Hackers Breach 53 Universities and Dump Thousands of Personal Records Online

  • I looked at the Nottingham University leak on Tuesday. The leak actually just contained the database schema and not the contents of the database. But it also contained the URL which could be abused to do an SQL injection. I tried adding an apostrophe to one of the parameters in the URL and an SQL error was returned. That page appears to be down now. One of the tables looked like this:

      | courseCode    | varchar(25) |
      | dob           | date        |
      | email_address | varchar(50) |
      | first_name    | varchar(25) |
      | ID            | int(11)     |
      | last_name     | varchar(25) |
      | lastupdated   | date        |
      | orgnameID     | int(11)     |
      | orgnameother  | varchar(50) |
      | student_id    | varchar(25) |
    
    Probably not massively useful data. Unless you want to perform a spear phishing attack, pretending that you're the University. Then it would be very useful.

    EDIT: This was the Student Union database. I'm not sure how many students it would contain. Maybe a small number? Maybe all of them?

  • > If we want change we must be ready for it. the future is technology. physical school will become obsolete.

    Cute. There's an odd, and I would say silly, obsession amongst some tech-obsessed people to claim the soon obsolescence of things like libraries and universities.

    It's wonderful the recent huge push and availability of online materials and courses from big universities and others, especially for those who otherwise could not attend a university for whatever reasons, but to dismiss universities as a singular blob shows a certain misunderstanding and appreciation of what they are actually for and for teaching in general.

    I'd recommend sitting in on various mentoring services, other student services, practicals and other things and also to read Zen and the Art of Motorcycle Maintenance.

  • I spent a summer at one of the universities in this dump. It just looks like wordpress user info - nothing particularly sensitive about the data, and mine wasn't in it.
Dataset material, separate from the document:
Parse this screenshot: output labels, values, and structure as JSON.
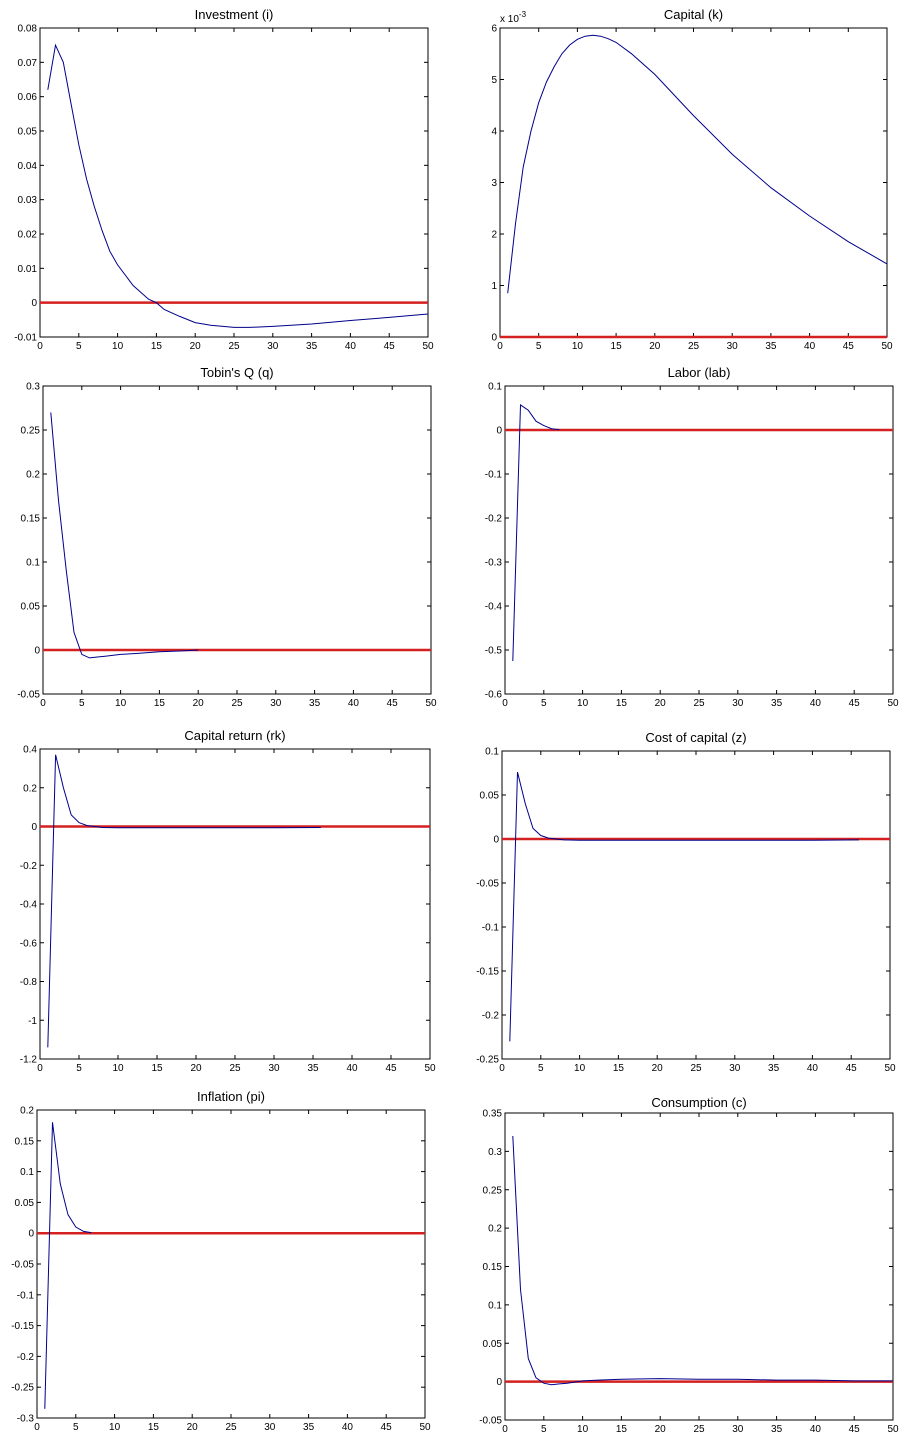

    Edit: Looks like one of the tables has plaintext passwords. If I recall correctly, security practices at this university were horrible - social security numbers could be accessed in plaintext, and resetting a password took only a single security question without email confirmation.

  • Having worked in higher ed for 10 years, some of which was wrestling with data security, it is not at all surprising the vectors that appear here.
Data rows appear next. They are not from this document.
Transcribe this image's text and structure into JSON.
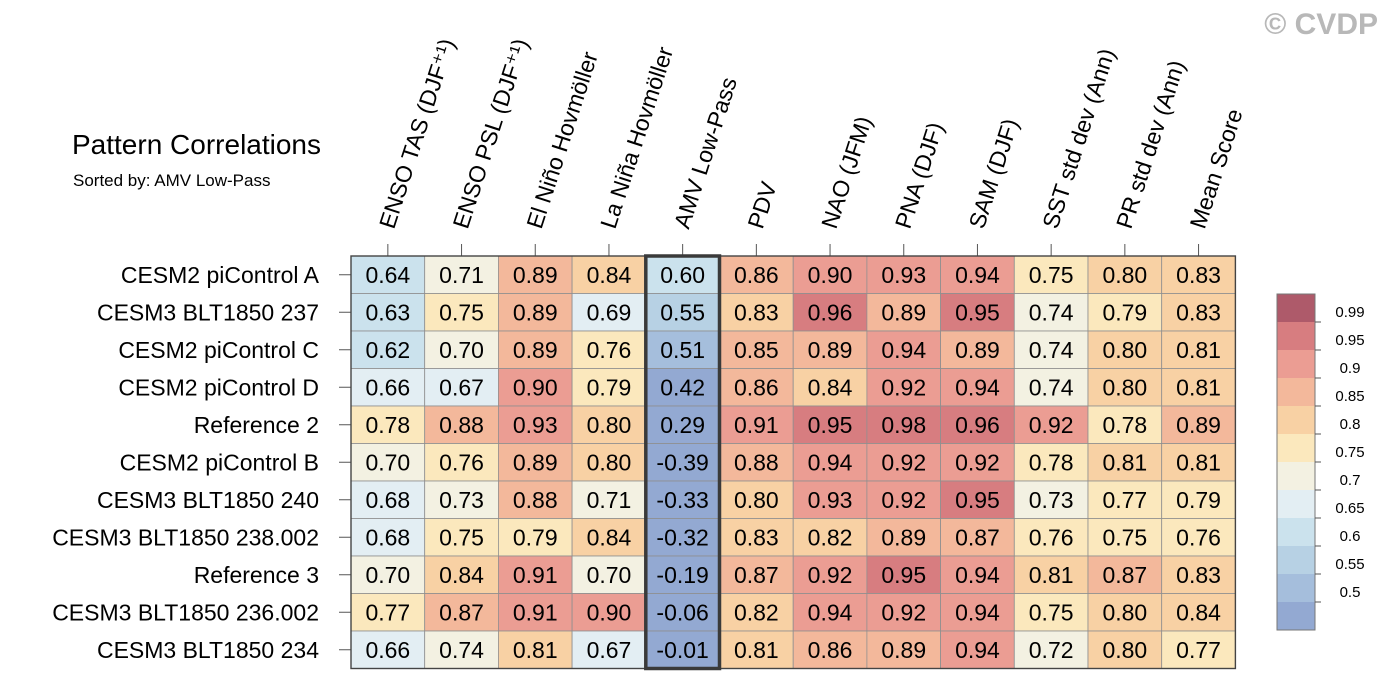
{
  "watermark": "© CVDP",
  "chart_data": {
    "type": "heatmap",
    "title": "Pattern Correlations",
    "subtitle": "Sorted by: AMV Low-Pass",
    "columns": [
      "ENSO TAS (DJF⁺¹)",
      "ENSO PSL (DJF⁺¹)",
      "El Niño Hovmöller",
      "La Niña Hovmöller",
      "AMV Low-Pass",
      "PDV",
      "NAO (JFM)",
      "PNA (DJF)",
      "SAM (DJF)",
      "SST std dev (Ann)",
      "PR std dev (Ann)",
      "Mean Score"
    ],
    "highlighted_column": "AMV Low-Pass",
    "rows": [
      "CESM2 piControl A",
      "CESM3 BLT1850 237",
      "CESM2 piControl C",
      "CESM2 piControl D",
      "Reference 2",
      "CESM2 piControl B",
      "CESM3 BLT1850 240",
      "CESM3 BLT1850 238.002",
      "Reference 3",
      "CESM3 BLT1850 236.002",
      "CESM3 BLT1850 234"
    ],
    "values": [
      [
        "0.64",
        "0.71",
        "0.89",
        "0.84",
        "0.60",
        "0.86",
        "0.90",
        "0.93",
        "0.94",
        "0.75",
        "0.80",
        "0.83"
      ],
      [
        "0.63",
        "0.75",
        "0.89",
        "0.69",
        "0.55",
        "0.83",
        "0.96",
        "0.89",
        "0.95",
        "0.74",
        "0.79",
        "0.83"
      ],
      [
        "0.62",
        "0.70",
        "0.89",
        "0.76",
        "0.51",
        "0.85",
        "0.89",
        "0.94",
        "0.89",
        "0.74",
        "0.80",
        "0.81"
      ],
      [
        "0.66",
        "0.67",
        "0.90",
        "0.79",
        "0.42",
        "0.86",
        "0.84",
        "0.92",
        "0.94",
        "0.74",
        "0.80",
        "0.81"
      ],
      [
        "0.78",
        "0.88",
        "0.93",
        "0.80",
        "0.29",
        "0.91",
        "0.95",
        "0.98",
        "0.96",
        "0.92",
        "0.78",
        "0.89"
      ],
      [
        "0.70",
        "0.76",
        "0.89",
        "0.80",
        "-0.39",
        "0.88",
        "0.94",
        "0.92",
        "0.92",
        "0.78",
        "0.81",
        "0.81"
      ],
      [
        "0.68",
        "0.73",
        "0.88",
        "0.71",
        "-0.33",
        "0.80",
        "0.93",
        "0.92",
        "0.95",
        "0.73",
        "0.77",
        "0.79"
      ],
      [
        "0.68",
        "0.75",
        "0.79",
        "0.84",
        "-0.32",
        "0.83",
        "0.82",
        "0.89",
        "0.87",
        "0.76",
        "0.75",
        "0.76"
      ],
      [
        "0.70",
        "0.84",
        "0.91",
        "0.70",
        "-0.19",
        "0.87",
        "0.92",
        "0.95",
        "0.94",
        "0.81",
        "0.87",
        "0.83"
      ],
      [
        "0.77",
        "0.87",
        "0.91",
        "0.90",
        "-0.06",
        "0.82",
        "0.94",
        "0.92",
        "0.94",
        "0.75",
        "0.80",
        "0.84"
      ],
      [
        "0.66",
        "0.74",
        "0.81",
        "0.67",
        "-0.01",
        "0.81",
        "0.86",
        "0.89",
        "0.94",
        "0.72",
        "0.80",
        "0.77"
      ]
    ],
    "colorbar": {
      "labels": [
        "0.99",
        "0.95",
        "0.9",
        "0.85",
        "0.8",
        "0.75",
        "0.7",
        "0.65",
        "0.6",
        "0.55",
        "0.5"
      ],
      "colors": [
        "#ae5a6a",
        "#d77d80",
        "#eb9d93",
        "#f3b89b",
        "#f8d1a4",
        "#fbe8bd",
        "#f3f1e2",
        "#e3eef3",
        "#cbe2ed",
        "#b7d1e4",
        "#a5bedc",
        "#93a9d2"
      ]
    }
  }
}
    We would spend days crafting policy, designing/implementing security at perimeter and core for business systems to prevent these types of leaks.
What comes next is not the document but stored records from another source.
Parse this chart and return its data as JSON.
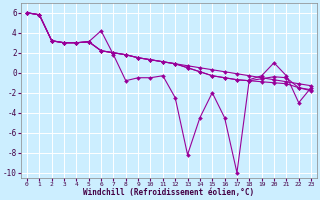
{
  "bg_color": "#cceeff",
  "line_color": "#990099",
  "grid_color": "#ffffff",
  "xlabel": "Windchill (Refroidissement éolien,°C)",
  "xlim": [
    -0.5,
    23.5
  ],
  "ylim": [
    -10.5,
    7
  ],
  "xticks": [
    0,
    1,
    2,
    3,
    4,
    5,
    6,
    7,
    8,
    9,
    10,
    11,
    12,
    13,
    14,
    15,
    16,
    17,
    18,
    19,
    20,
    21,
    22,
    23
  ],
  "yticks": [
    -10,
    -8,
    -6,
    -4,
    -2,
    0,
    2,
    4,
    6
  ],
  "curves": [
    {
      "x": [
        0,
        1,
        2,
        3,
        4,
        5,
        6,
        7,
        8,
        9,
        10,
        11,
        12,
        13,
        14,
        15,
        16,
        17,
        18,
        19,
        20,
        21,
        22,
        23
      ],
      "y": [
        6,
        5.8,
        3.2,
        3.0,
        3.0,
        3.1,
        4.2,
        1.8,
        -0.8,
        -0.5,
        -0.5,
        -0.3,
        -2.5,
        -8.2,
        -4.5,
        -2.0,
        -4.5,
        -10.0,
        -0.7,
        -0.3,
        1.0,
        -0.3,
        -3.0,
        -1.5
      ]
    },
    {
      "x": [
        0,
        1,
        2,
        3,
        4,
        5,
        6,
        7,
        8,
        9,
        10,
        11,
        12,
        13,
        14,
        15,
        16,
        17,
        18,
        19,
        20,
        21,
        22,
        23
      ],
      "y": [
        6,
        5.8,
        3.2,
        3.0,
        3.0,
        3.1,
        2.2,
        2.0,
        1.8,
        1.5,
        1.3,
        1.1,
        0.9,
        0.7,
        0.5,
        0.3,
        0.1,
        -0.1,
        -0.3,
        -0.5,
        -0.7,
        -0.9,
        -1.1,
        -1.3
      ]
    },
    {
      "x": [
        0,
        1,
        2,
        3,
        4,
        5,
        6,
        7,
        8,
        9,
        10,
        11,
        12,
        13,
        14,
        15,
        16,
        17,
        18,
        19,
        20,
        21,
        22,
        23
      ],
      "y": [
        6,
        5.8,
        3.2,
        3.0,
        3.0,
        3.1,
        2.2,
        2.0,
        1.8,
        1.5,
        1.3,
        1.1,
        0.9,
        0.5,
        0.1,
        -0.3,
        -0.5,
        -0.7,
        -0.8,
        -0.9,
        -1.0,
        -1.1,
        -1.5,
        -1.7
      ]
    },
    {
      "x": [
        0,
        1,
        2,
        3,
        4,
        5,
        6,
        7,
        8,
        9,
        10,
        11,
        12,
        13,
        14,
        15,
        16,
        17,
        18,
        19,
        20,
        21,
        22,
        23
      ],
      "y": [
        6,
        5.8,
        3.2,
        3.0,
        3.0,
        3.1,
        2.2,
        2.0,
        1.8,
        1.5,
        1.3,
        1.1,
        0.9,
        0.5,
        0.1,
        -0.3,
        -0.5,
        -0.7,
        -0.8,
        -0.6,
        -0.4,
        -0.5,
        -1.5,
        -1.8
      ]
    }
  ],
  "marker": "D",
  "markersize": 2.0
}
    We believed we were largely successful. Until we realized that some professor had developed a screen scraping application that would spit out CSVs of student enrolment data (including personal data) and ship it to whomever he liked (alumni, student unions etc.). Once certain departments got a hold of the data, others felt obligated to it and a quazi-underground data distribution system was in place.

    We tried to explain, coerce and beg. We used HR, unions to effect policy that they helped create to shutdown these systems, stop the professor (and his copycats) all to little or no success.

    It is not mistake that I left soon after. Such amazing, but ineffectual institutions. It doesn't matter how many of these leaks occur, no accountability means no changes. Might plug these holes, only to have 3 more popup by the end of the year.

  • So, I'm at the University of Maryland right now. All three mirrors seem to be down, so I couldn't check if my information was on the list. The article suggests this was done with SQL injection? God, I really hope my university is better than that. Or at least hashes passwords. I'd check if they did, but again, mirrors seem to be down. Sad thing is, I wouldn't be surprised. Despite the 15th best comp sci program in the nation, and ridiculous policies like "change you password to new unique password with at least 1 number and capital letter every 180 days", OIT seems useless on security. Sigh.

  • A thought occurs that if any of these universities have computer science or software engineering courses, or even infosec courses, then part of that should include the students examining and/or documenting the universities own IT systems and how they work. There would be a natural synergy between teaching success and the security and efficiency of the universities systems.

    This doesn't necessarily mean that students would be allowed to alter the software, but they certainly could analyze and audit it, and perhaps provide patches in some cases.

  • its not hacking..they just got some useless information..

  • So is the term Script Kiddies? People who know how to use Google?